Der Technische Aufsichtsdienst (TAD) der Beklagten führte zunächst aus, der Kläger habe während seiner Tätigkeiten als Einschaler von Juli 1955 bis Februar 1973 in der überwiegenden Anzahl der Arbeitsschichten schwere Lasten gehoben und getragen bzw. Arbeiten in extremer Rumpfbeugehaltung in überdurchschnittlichem Maße (mindestens 30 % Zeitanteil/Schicht) i.S.d. BK 2108 verrichtet. Während der TAD die anschließenden Beschäftigungszeiten des Klägers als Polier von 1973 bis 1992 aber zunächst davon ausnahm, ging der Technische Aufsichtsbeamte (TAB) F ... in seiner Stellungnahme vom 19.10.1994 dann davon aus, bei der Firma P ... habe der Kläger nur ca. 40 % seiner Poliertätigkeit für Überwachungs- und Koordinierungsarbeiten aufgewendet, ansonsten aber noch körperlich mitgearbeitet. Daraus ergebe sich jedoch lediglich eine Gefährdung von ca. 24 % Zeitanteil, so daß für die Poliertätigkeit nicht in der überwiegenden Anzahl der Arbeitsschichten eine überdurchschnittliche körperliche Beanspruchung i.S.d. BK 2108 anzunehmen sei.

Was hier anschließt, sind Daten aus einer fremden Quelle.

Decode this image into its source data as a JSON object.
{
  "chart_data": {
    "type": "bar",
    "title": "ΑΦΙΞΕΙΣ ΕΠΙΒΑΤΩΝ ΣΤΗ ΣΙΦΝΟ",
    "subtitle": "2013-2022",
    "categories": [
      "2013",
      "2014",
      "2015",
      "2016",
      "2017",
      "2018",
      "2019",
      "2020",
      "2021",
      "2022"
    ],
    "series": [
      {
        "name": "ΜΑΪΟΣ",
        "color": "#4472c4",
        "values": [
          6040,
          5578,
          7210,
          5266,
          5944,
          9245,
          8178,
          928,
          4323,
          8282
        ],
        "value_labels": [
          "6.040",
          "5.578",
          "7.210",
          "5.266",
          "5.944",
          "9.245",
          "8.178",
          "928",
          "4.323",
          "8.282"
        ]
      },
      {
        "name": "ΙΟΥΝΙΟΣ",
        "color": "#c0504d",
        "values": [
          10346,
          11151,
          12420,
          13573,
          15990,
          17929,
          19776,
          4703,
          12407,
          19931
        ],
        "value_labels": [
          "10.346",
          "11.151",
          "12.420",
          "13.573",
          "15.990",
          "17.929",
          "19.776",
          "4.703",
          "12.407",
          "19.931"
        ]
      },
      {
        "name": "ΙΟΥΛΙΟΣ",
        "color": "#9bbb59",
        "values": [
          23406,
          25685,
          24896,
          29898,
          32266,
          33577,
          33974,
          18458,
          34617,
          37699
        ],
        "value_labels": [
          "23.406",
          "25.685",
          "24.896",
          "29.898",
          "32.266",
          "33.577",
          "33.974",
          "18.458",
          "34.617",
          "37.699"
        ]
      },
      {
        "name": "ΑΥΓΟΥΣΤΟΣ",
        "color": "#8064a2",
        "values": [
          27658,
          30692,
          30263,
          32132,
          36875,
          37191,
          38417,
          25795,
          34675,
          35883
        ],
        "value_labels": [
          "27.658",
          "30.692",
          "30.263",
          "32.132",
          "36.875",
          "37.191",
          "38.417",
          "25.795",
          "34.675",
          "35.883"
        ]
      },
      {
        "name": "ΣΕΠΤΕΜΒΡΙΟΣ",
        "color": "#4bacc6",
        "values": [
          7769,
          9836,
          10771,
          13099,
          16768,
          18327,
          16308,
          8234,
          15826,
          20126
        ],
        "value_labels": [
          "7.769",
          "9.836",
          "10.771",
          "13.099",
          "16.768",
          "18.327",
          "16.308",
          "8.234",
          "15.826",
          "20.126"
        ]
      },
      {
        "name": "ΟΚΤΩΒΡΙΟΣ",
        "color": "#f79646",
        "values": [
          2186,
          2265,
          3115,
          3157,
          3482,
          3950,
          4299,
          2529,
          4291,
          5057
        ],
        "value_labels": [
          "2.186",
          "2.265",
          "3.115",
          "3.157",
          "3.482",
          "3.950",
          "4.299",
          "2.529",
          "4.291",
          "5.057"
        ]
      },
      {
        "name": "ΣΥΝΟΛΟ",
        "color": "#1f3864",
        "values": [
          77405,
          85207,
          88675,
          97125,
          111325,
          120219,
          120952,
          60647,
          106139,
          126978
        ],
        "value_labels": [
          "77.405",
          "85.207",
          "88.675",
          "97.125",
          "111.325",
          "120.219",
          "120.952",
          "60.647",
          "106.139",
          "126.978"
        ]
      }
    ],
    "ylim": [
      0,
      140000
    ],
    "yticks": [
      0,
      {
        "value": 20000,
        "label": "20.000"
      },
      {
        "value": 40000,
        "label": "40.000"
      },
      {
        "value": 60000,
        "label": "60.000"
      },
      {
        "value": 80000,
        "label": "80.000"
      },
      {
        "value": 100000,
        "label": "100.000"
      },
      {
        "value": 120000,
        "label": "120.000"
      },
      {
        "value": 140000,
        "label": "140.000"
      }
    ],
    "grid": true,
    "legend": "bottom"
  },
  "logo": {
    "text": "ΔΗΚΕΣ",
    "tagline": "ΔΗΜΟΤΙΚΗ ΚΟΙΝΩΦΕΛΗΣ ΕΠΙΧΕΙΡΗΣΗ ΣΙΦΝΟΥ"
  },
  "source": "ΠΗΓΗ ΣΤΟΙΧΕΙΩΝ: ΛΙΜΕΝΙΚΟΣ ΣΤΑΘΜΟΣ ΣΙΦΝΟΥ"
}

In einer beratungsärztlichen Stellungnahme vertrat der Arzt für Chirurgie Dr. H ... unter dem 28.04.1995 die Ansicht, aus medizinischer Sicht sprächen mehrere Gesichtspunkte gegen das Vorliegen einer BK. Der Beginn der Rückenbeschwerden erst 1975 weise auf die überwiegende Bedeutung rein altersbedingter, schicksalhafter Verschleißerscheinungen hin. Dabei werde diese Annahme dadurch gestützt, daß auch an der HWS, einem beruflich nicht belasteten Wirbelsäulenabschnitt, Verschleißerscheinungen bestünden, deren Ausmaß das der degenerativen Veränderungen an der LWS sogar noch deutlich überstiegen. Auch der überwiegend auf ein Segment beschränkte Verschleiß an der LWS bei ansonsten nur geringen, völlig altersentsprechenden Veränderungen an den übrigen Bewegungssegmen ten der LWS spreche - wie auch die bekannten Verschleißerscheinungen an beiden Hüftgelenken - eher gegen als für den Zusammenhang mit einer beruflichen Belastung.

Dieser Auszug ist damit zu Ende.